I’ve been using Dash more and more over the last month, but I realized with all this controversy that I had never actually bothered to pay for the app. Whoops! The trial reminds you every once in a while, but otherwise it’s pretty usable without paying, and I’m lazy.
Kapeli’s iOS revenue has vanished, but the developer still has his direct Mac sales. So I set out to finally buy a copy of the Mac version.
And then during checkout, sending him my name and contact info, I hesitated. Do I trust this developer?
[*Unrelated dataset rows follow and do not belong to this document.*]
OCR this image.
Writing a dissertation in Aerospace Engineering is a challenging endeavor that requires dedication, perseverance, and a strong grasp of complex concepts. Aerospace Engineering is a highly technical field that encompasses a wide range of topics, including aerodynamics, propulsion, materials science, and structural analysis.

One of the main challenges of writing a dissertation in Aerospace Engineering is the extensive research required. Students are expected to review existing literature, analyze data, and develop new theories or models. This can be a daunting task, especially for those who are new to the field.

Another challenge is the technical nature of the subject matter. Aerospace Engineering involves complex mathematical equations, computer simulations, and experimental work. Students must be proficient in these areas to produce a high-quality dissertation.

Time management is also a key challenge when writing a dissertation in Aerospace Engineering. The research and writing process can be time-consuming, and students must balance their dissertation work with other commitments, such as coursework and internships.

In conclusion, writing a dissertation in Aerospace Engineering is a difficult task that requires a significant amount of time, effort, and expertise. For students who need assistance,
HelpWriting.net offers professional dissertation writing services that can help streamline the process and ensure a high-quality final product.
Is he trying to do the right thing for customers, as every indication from his public blog posts and tweets about Dash show, or is he a scammer, conducting fraudulent activity in the App Store as Apple accuses?
That’s the damage Apple has done in going to the press and smearing him. They’ve destroyed the goodwill he had in the community from his well-respected app. I always want to give people the benefit of the doubt, yet I hesitated.
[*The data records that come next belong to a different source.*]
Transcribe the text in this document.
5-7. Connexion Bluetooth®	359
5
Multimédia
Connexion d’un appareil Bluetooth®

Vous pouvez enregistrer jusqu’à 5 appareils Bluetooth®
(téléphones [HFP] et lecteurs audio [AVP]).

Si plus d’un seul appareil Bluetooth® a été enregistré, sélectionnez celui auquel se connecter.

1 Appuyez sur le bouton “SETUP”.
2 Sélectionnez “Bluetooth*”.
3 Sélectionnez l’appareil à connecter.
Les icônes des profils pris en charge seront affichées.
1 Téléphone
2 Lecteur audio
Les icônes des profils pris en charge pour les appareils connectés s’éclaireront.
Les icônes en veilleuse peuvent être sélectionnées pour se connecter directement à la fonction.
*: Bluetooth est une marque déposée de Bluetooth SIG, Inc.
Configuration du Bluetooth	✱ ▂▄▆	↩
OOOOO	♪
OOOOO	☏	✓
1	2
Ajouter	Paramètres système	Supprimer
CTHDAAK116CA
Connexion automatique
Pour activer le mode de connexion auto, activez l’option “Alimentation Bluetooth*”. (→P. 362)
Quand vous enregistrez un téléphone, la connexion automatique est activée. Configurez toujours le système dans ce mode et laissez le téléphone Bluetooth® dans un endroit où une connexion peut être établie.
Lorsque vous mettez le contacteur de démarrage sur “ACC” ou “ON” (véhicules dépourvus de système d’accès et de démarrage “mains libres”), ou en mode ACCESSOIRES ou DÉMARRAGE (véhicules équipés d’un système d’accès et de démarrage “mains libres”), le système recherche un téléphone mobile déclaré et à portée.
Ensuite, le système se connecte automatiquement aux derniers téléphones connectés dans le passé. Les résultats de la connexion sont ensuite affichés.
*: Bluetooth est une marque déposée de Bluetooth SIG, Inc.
At the Çingleton conference in 2013, Christina Warren talked about building a reputation for herself. One of the slides will stick with me for a long time: “All I have is my name,” she said, so she couldn’t risk attaching her name to something she didn’t believe in.
Kapeli developer Bogdan Popescu has made some mistakes. There’s a lot of smoke, but I still believe there’s no fire, no actual fraudulent activity orchestrated by Bogdan himself. That hasn’t stopped Apple from burning his reputation to the ground.
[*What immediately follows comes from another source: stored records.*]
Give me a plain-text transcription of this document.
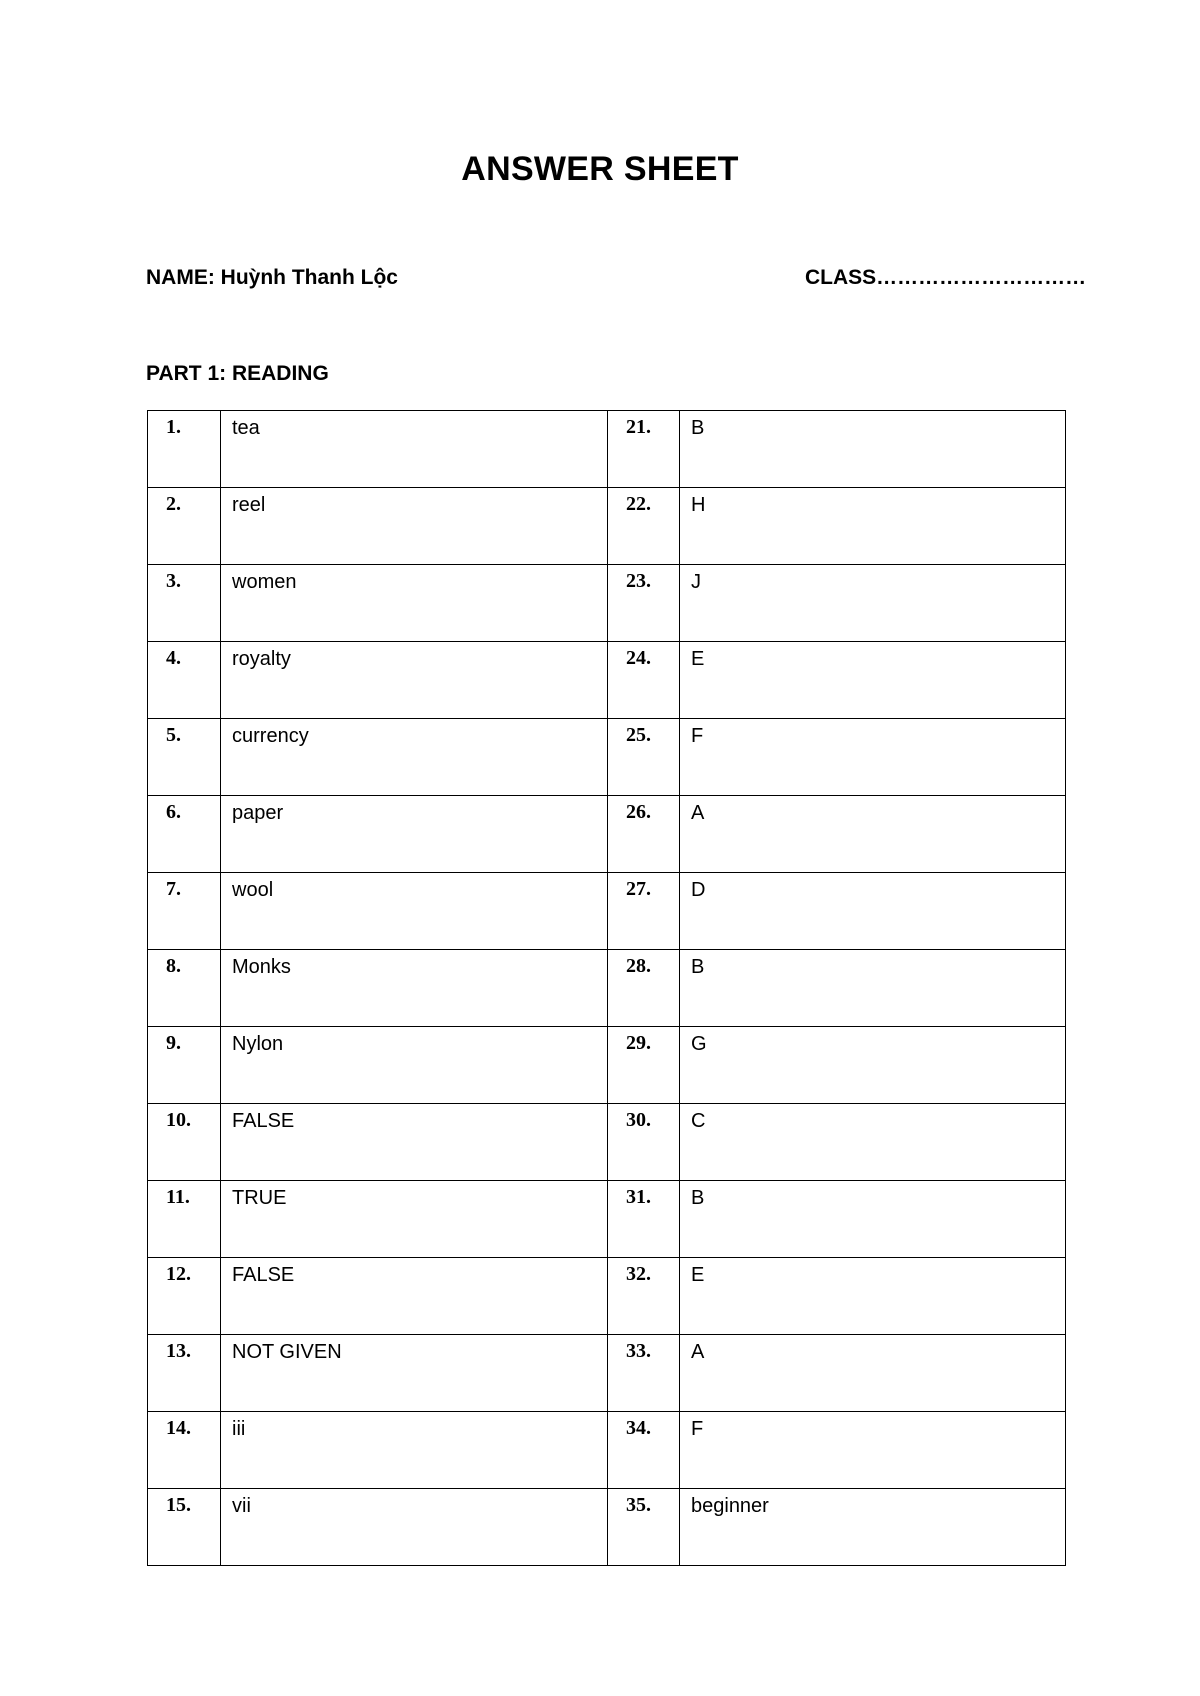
ANSWER SHEET
NAME: Huỳnh Thanh Lộc	CLASS…………………………
PART 1: READING
1.	tea	21.	B
2.	reel	22.	H
3.	women	23.	J
4.	royalty	24.	E
5.	currency	25.	F
6.	paper	26.	A
7.	wool	27.	D
8.	Monks	28.	B
9.	Nylon	29.	G
10.	FALSE	30.	C
11.	TRUE	31.	B
12.	FALSE	32.	E
13.	NOT GIVEN	33.	A
14.	iii	34.	F
15.	vii	35.	beginner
As long as Apple has so much control over app distribution, so much power over an iOS developer’s business and reputation, then Apple’s treatment of and communication with developers has to be perfect. Michael Tsai covers some of the ways Apple mishandled this. The fallout in the developer community has been more severe than is warranted from the incomplete and misleading facts in Apple’s statement.
I finished checking out and paid for Dash. It’s a great app.